The new constitution would turn back the clock to the authoritarian rule of the late 1970s and '80s

The draft constitution, if passed by the National Reform Council (NRC) and then a public vote, would be a serious setback for democracy in Thailand.
Rather than ushering in “Thai-style democracy”, as claimed by Constitution Drafting Committee (CDC) chief Borwornsak Uwanno, the proposed national blueprint reflects the undemocratic way in which it was created.
The drafters were picked by the National Council for Peace and Order, the junta responsible for carrying out the coup. The CDC claims it has collected opinions from various sectors of society, but a lack of transparency means there is no way of testing that assertion. The NRC, which must vote on whether to accept or reject the draft charter, was also was hand-picked by the junta and is dominated by like-minded establishment elites.
Democracy (“rule by the people”) emphasises the common man’s rights, freedom and equality. In contrast, this constitution would place the power to govern firmly in the hands of the elite and the bureaucracy.
Article 28 makes it mandatory for citizens to vote in general elections, but what is the point in casting your ballot if the constitution reserves key positions in the administration and legislative body for unelected persons?

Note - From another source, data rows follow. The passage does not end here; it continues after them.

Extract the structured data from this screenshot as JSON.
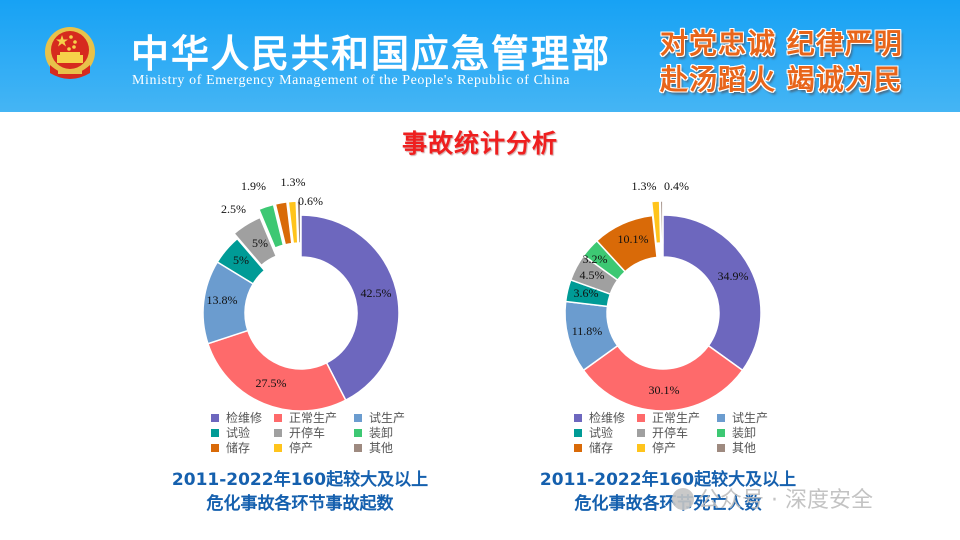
{
  "header": {
    "ministry_name_cn": "中华人民共和国应急管理部",
    "ministry_name_en": "Ministry of Emergency Management of the People's Republic of China",
    "slogan_line1": "对党忠诚  纪律严明",
    "slogan_line2": "赴汤蹈火  竭诚为民",
    "emblem_icon": "national-emblem-icon"
  },
  "page_title": "事故统计分析",
  "legend": {
    "items": [
      {
        "label": "检维修",
        "color": "#6d67be"
      },
      {
        "label": "正常生产",
        "color": "#fe6a6b"
      },
      {
        "label": "试生产",
        "color": "#6b9ccf"
      },
      {
        "label": "试验",
        "color": "#009b96"
      },
      {
        "label": "开停车",
        "color": "#a0a0a0"
      },
      {
        "label": "装卸",
        "color": "#3dc873"
      },
      {
        "label": "储存",
        "color": "#d96a08"
      },
      {
        "label": "停产",
        "color": "#ffc41c"
      },
      {
        "label": "其他",
        "color": "#9e8a80"
      }
    ]
  },
  "chart_data": [
    {
      "type": "pie",
      "variant": "donut",
      "title": "2011-2022年160起较大及以上危化事故各环节事故起数",
      "categories": [
        "检维修",
        "正常生产",
        "试生产",
        "试验",
        "开停车",
        "装卸",
        "储存",
        "停产",
        "其他"
      ],
      "values": [
        42.5,
        27.5,
        13.8,
        5,
        5,
        2.5,
        1.9,
        1.3,
        0.6
      ],
      "labels": [
        "42.5%",
        "27.5%",
        "13.8%",
        "5%",
        "5%",
        "2.5%",
        "1.9%",
        "1.3%",
        "0.6%"
      ],
      "unit": "%",
      "legend_position": "bottom"
    },
    {
      "type": "pie",
      "variant": "donut",
      "title": "2011-2022年160起较大及以上危化事故各环节死亡人数",
      "categories": [
        "检维修",
        "正常生产",
        "试生产",
        "试验",
        "开停车",
        "装卸",
        "储存",
        "停产",
        "其他"
      ],
      "values": [
        34.9,
        30.1,
        11.8,
        3.6,
        4.5,
        3.2,
        10.1,
        1.3,
        0.4
      ],
      "labels": [
        "34.9%",
        "30.1%",
        "11.8%",
        "3.6%",
        "4.5%",
        "3.2%",
        "10.1%",
        "1.3%",
        "0.4%"
      ],
      "unit": "%",
      "legend_position": "bottom"
    }
  ],
  "captions": {
    "left_line1": "2011-2022年160起较大及以上",
    "left_line2": "危化事故各环节事故起数",
    "right_line1": "2011-2022年160起较大及以上",
    "right_line2": "危化事故各环节死亡人数"
  },
  "watermark": "公众号 · 深度安全"
}
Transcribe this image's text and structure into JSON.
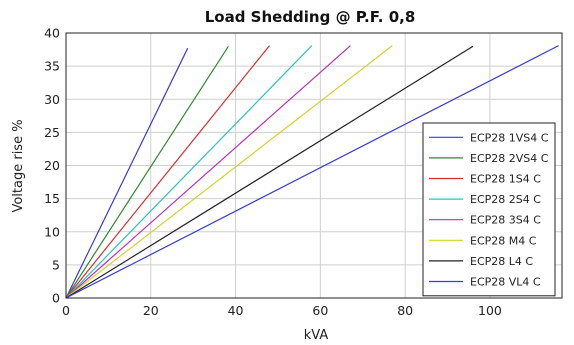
{
  "chart_data": {
    "type": "line",
    "title": "Load Shedding @ P.F. 0,8",
    "xlabel": "kVA",
    "ylabel": "Voltage rise %",
    "xlim": [
      0,
      117
    ],
    "ylim": [
      0,
      40
    ],
    "xticks": [
      "0",
      "20",
      "40",
      "60",
      "80",
      "100"
    ],
    "yticks": [
      "0",
      "5",
      "10",
      "15",
      "20",
      "25",
      "30",
      "35",
      "40"
    ],
    "grid": true,
    "legend_position": "lower-right",
    "series": [
      {
        "name": "ECP28 1VS4 C",
        "color": "#3a3ad6",
        "points": [
          [
            0,
            0
          ],
          [
            28.7,
            37.7
          ]
        ]
      },
      {
        "name": "ECP28 2VS4 C",
        "color": "#2f8a2f",
        "points": [
          [
            0,
            0
          ],
          [
            38.3,
            38.0
          ]
        ]
      },
      {
        "name": "ECP28 1S4 C",
        "color": "#d62f2f",
        "points": [
          [
            0,
            0
          ],
          [
            48.0,
            38.1
          ]
        ]
      },
      {
        "name": "ECP28 2S4 C",
        "color": "#2ac2c2",
        "points": [
          [
            0,
            0
          ],
          [
            58.0,
            38.1
          ]
        ]
      },
      {
        "name": "ECP28 3S4 C",
        "color": "#b832b8",
        "points": [
          [
            0,
            0
          ],
          [
            67.1,
            38.1
          ]
        ]
      },
      {
        "name": "ECP28 M4 C",
        "color": "#d3d32a",
        "points": [
          [
            0,
            0
          ],
          [
            77.0,
            38.1
          ]
        ]
      },
      {
        "name": "ECP28 L4 C",
        "color": "#222222",
        "points": [
          [
            0,
            0
          ],
          [
            96.0,
            38.0
          ]
        ]
      },
      {
        "name": "ECP28 VL4 C",
        "color": "#3a3ad6",
        "points": [
          [
            0,
            0
          ],
          [
            116.2,
            38.1
          ]
        ]
      }
    ]
  }
}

Article 118 says the majority of senators would be “selected”, with just 77 chosen by election – one for each province. This means the majority in the Senate would be made up of retired military generals and other officials, representatives of professions and “people of high moral standing”, the last category still undefined. Though such a Senate would not have a mandate from the people, it would enjoy the power to impeach holders of political office, high-ranking members of the judiciary and the Attorney General.
Article 165 stipulates that a non-MP could become prime minister if endorsed by at least two-thirds of the House of Representatives. This kind of political arrangement threatens a return to the so-called “quasi-democracy” in place between 1978 and 1988, when elected politicians invariably chose retired Army generals as prime minister.

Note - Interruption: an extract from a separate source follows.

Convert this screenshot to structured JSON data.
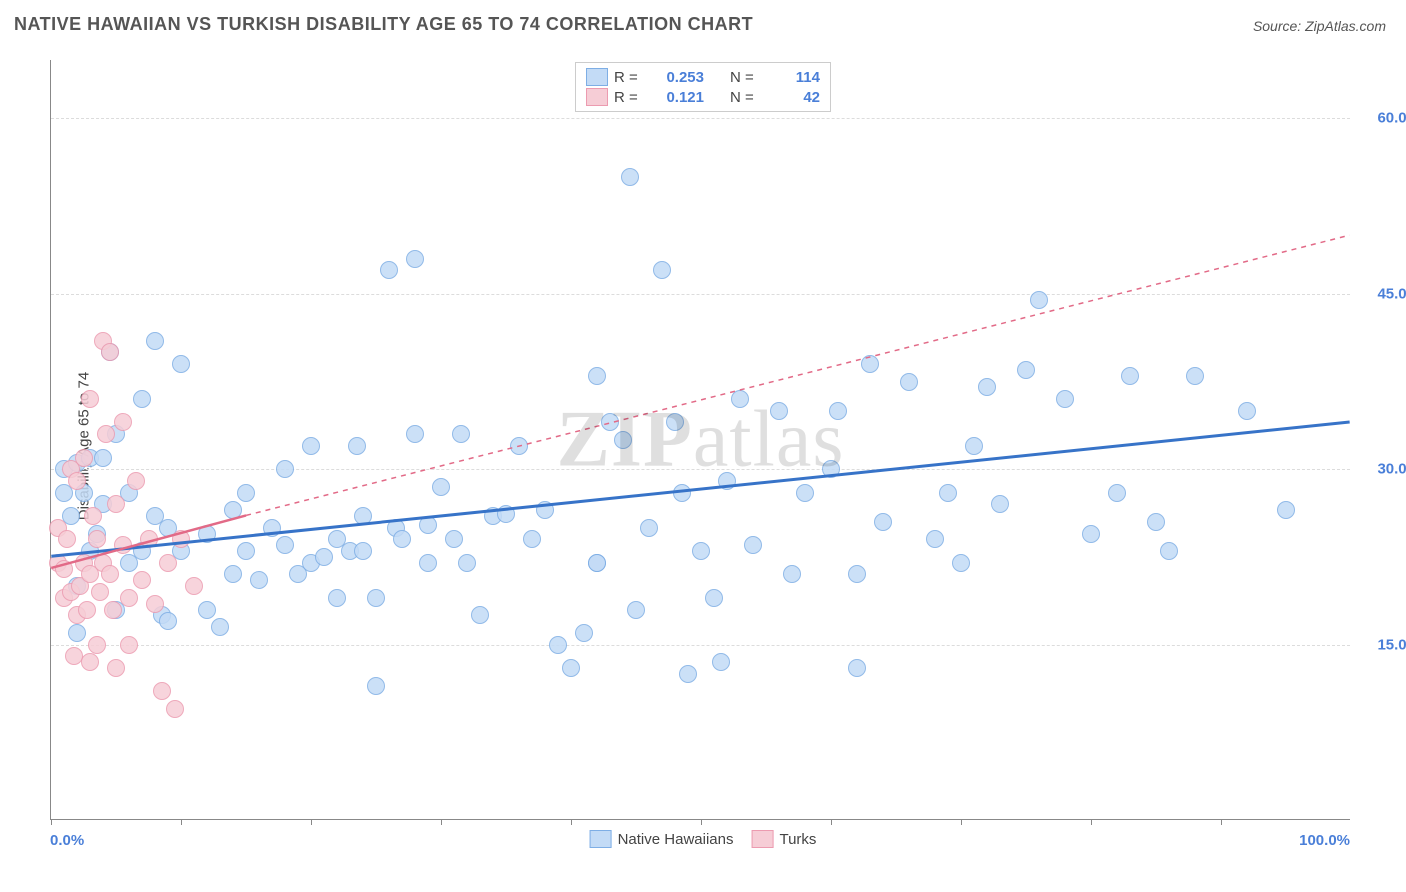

With this draft charter, any general could use the persuasive force of military might to convince elected politicians to vote him into the country’s top job.
The most worrisome items in the draft constitution are Articles 260 and 280 on the role of the National Committee on Reform and Reconciliation Strategy. This committee of 23 members, which would include the prime minister, the supreme commander of the military, the chiefs of the three armed forces and the police chief, together with former premiers and former heads of legislative bodies and the judiciary, would be empowered to intervene in any political impasse or crisis.

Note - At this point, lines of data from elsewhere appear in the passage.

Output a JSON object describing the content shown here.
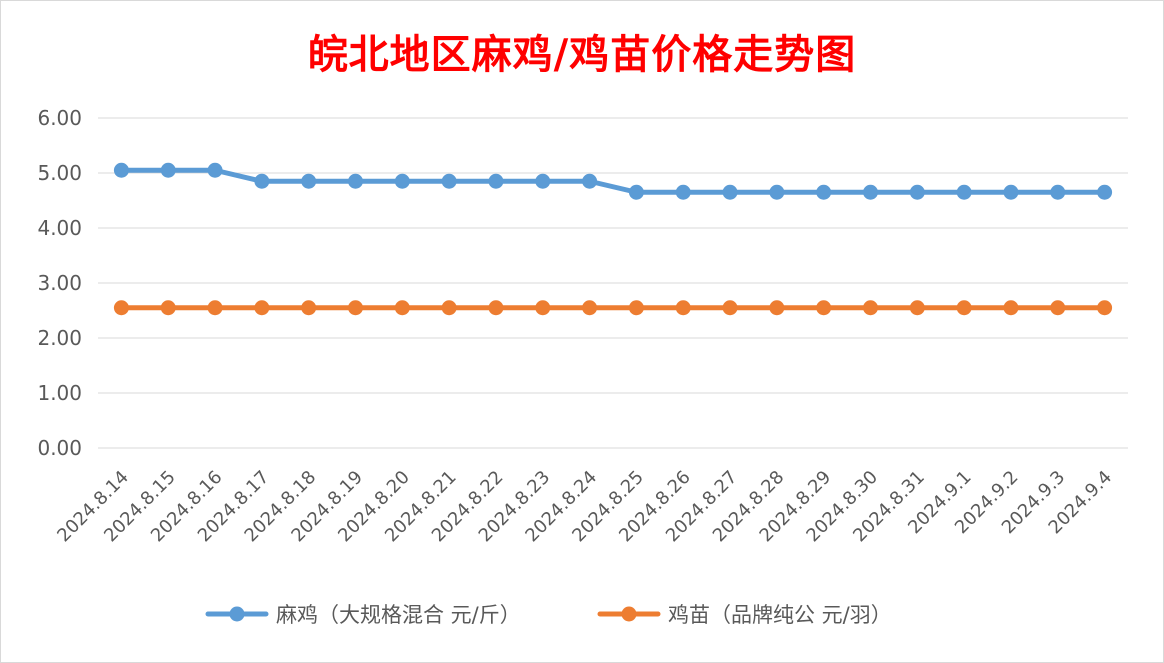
{
  "chart_data": {
    "type": "line",
    "title": "皖北地区麻鸡/鸡苗价格走势图",
    "categories": [
      "2024.8.14",
      "2024.8.15",
      "2024.8.16",
      "2024.8.17",
      "2024.8.18",
      "2024.8.19",
      "2024.8.20",
      "2024.8.21",
      "2024.8.22",
      "2024.8.23",
      "2024.8.24",
      "2024.8.25",
      "2024.8.26",
      "2024.8.27",
      "2024.8.28",
      "2024.8.29",
      "2024.8.30",
      "2024.8.31",
      "2024.9.1",
      "2024.9.2",
      "2024.9.3",
      "2024.9.4"
    ],
    "series": [
      {
        "name": "麻鸡（大规格混合 元/斤）",
        "color": "#5b9bd5",
        "values": [
          5.05,
          5.05,
          5.05,
          4.85,
          4.85,
          4.85,
          4.85,
          4.85,
          4.85,
          4.85,
          4.85,
          4.65,
          4.65,
          4.65,
          4.65,
          4.65,
          4.65,
          4.65,
          4.65,
          4.65,
          4.65,
          4.65
        ]
      },
      {
        "name": "鸡苗（品牌纯公 元/羽）",
        "color": "#ed7d31",
        "values": [
          2.55,
          2.55,
          2.55,
          2.55,
          2.55,
          2.55,
          2.55,
          2.55,
          2.55,
          2.55,
          2.55,
          2.55,
          2.55,
          2.55,
          2.55,
          2.55,
          2.55,
          2.55,
          2.55,
          2.55,
          2.55,
          2.55
        ]
      }
    ],
    "ylim": [
      0,
      6
    ],
    "yticks": [
      "0.00",
      "1.00",
      "2.00",
      "3.00",
      "4.00",
      "5.00",
      "6.00"
    ],
    "ytick_values": [
      0,
      1,
      2,
      3,
      4,
      5,
      6
    ],
    "grid": true,
    "legend_position": "bottom"
  }
}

The constitution does not offer a clear definition of what constitutes such an impasse or crisis. Article 280 simply says that, for five years after the charter comes into force, the committee could hold the reins of power in order to halt political conflict, to protect national sovereignty or to prevent, stop or suppress any threat to national security, the monarchy or the economy.
The committee would have to secure a two-thirds majority vote among its members in support of any intervention before it could go ahead with this “mini-coup”. However, this leaves the way open for an unscrupulous political faction to engineer a crisis or conspiracy so as to seize power from the elected administration.
Rather than being a council for reform and reconciliation, the committee could end up becoming a lever of power for elite political interests, thus ensuring continuation of the current conflict. If the charter drafters have merely set a time bomb for permanent national squabbling, then the months and tax money spent on writing the new constitution will have been wasted.